Slower growth in industrial output and reduced confidence among companies indicated much lower growth in the fourth quarter. However, growth was surprisingly fast in the fourth quarter as a disproportionately large part of the growth in economy came from the IT sector, where value added was up by one third. Indeed, most of the growth in value added came from the IT sector. It is natural for extraordinary factors to have a large impact on economic growth in small countries, where one transaction or sector can play a significant role in the economy.
Such evident dependence of economic growth on one sector means that a large part of the rest of society did not necessarily perceive the economy to be performing well.
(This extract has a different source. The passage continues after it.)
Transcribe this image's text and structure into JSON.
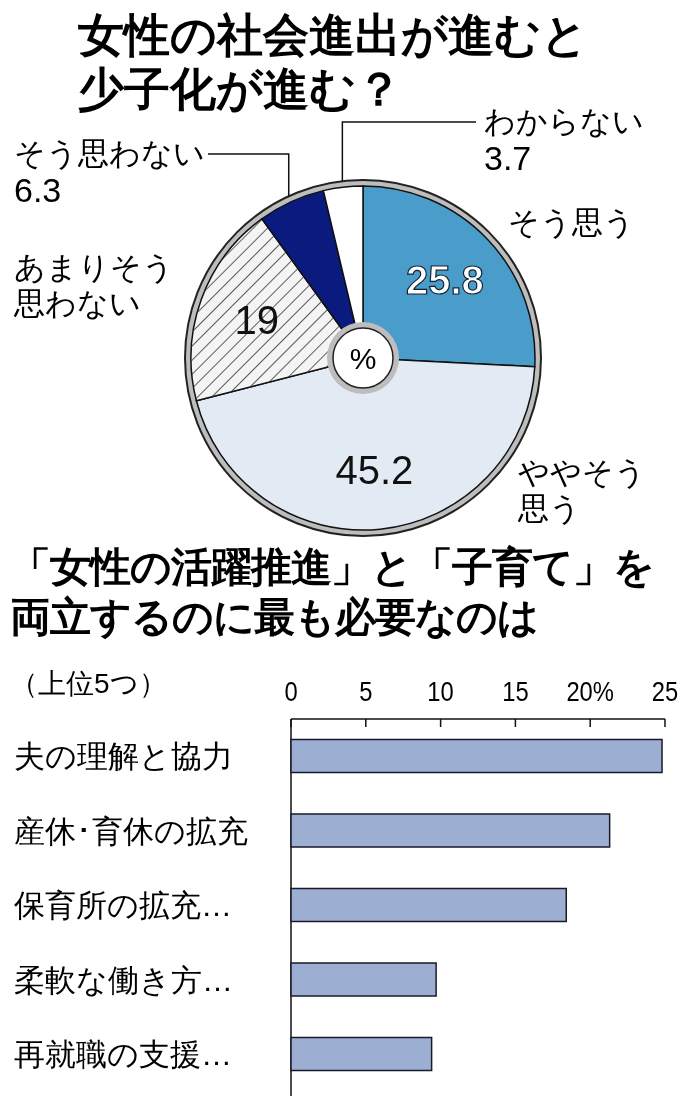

The major part played by the IT sector in growth in the economy means that the economy is becoming ever more based around services. The same has happened recently elsewhere in Europe. Trade conflicts and stricter climate policy have applied the brakes in the industrial sector above all. Growth has slowed in manufacturing in Estonia too, and the oil shale energy sector is in decline. The service sector and retail have not yet felt the impact of those factors to nearly the same extent though.
The general development of the economy indicates a loss of momentum in growth though. Real growth in the economy was fast at the end of last year, but the economy measured in current euros grew notably more slowly than in the first half of the year. For profits to be earned and wages to be paid, it is more important how much is earned in euros, and not necessarily what volume of output is produced. Confidence indicators for companies weakened in the middle of last year in Estonia and elsewhere, and industrial output was down in monthly comparison. Companies in Estonia and in other European Union countries were more pessimistic about the future, and especially so in autumn last year. Their expectations have improved in recent months though.
The economic forecast expects that growth in the economy will be slower in 2020 because of weakness in the external environment and shortages of resources. The risks from the spread of the coronavirus have also increased, though these were not taken into account in the forecast.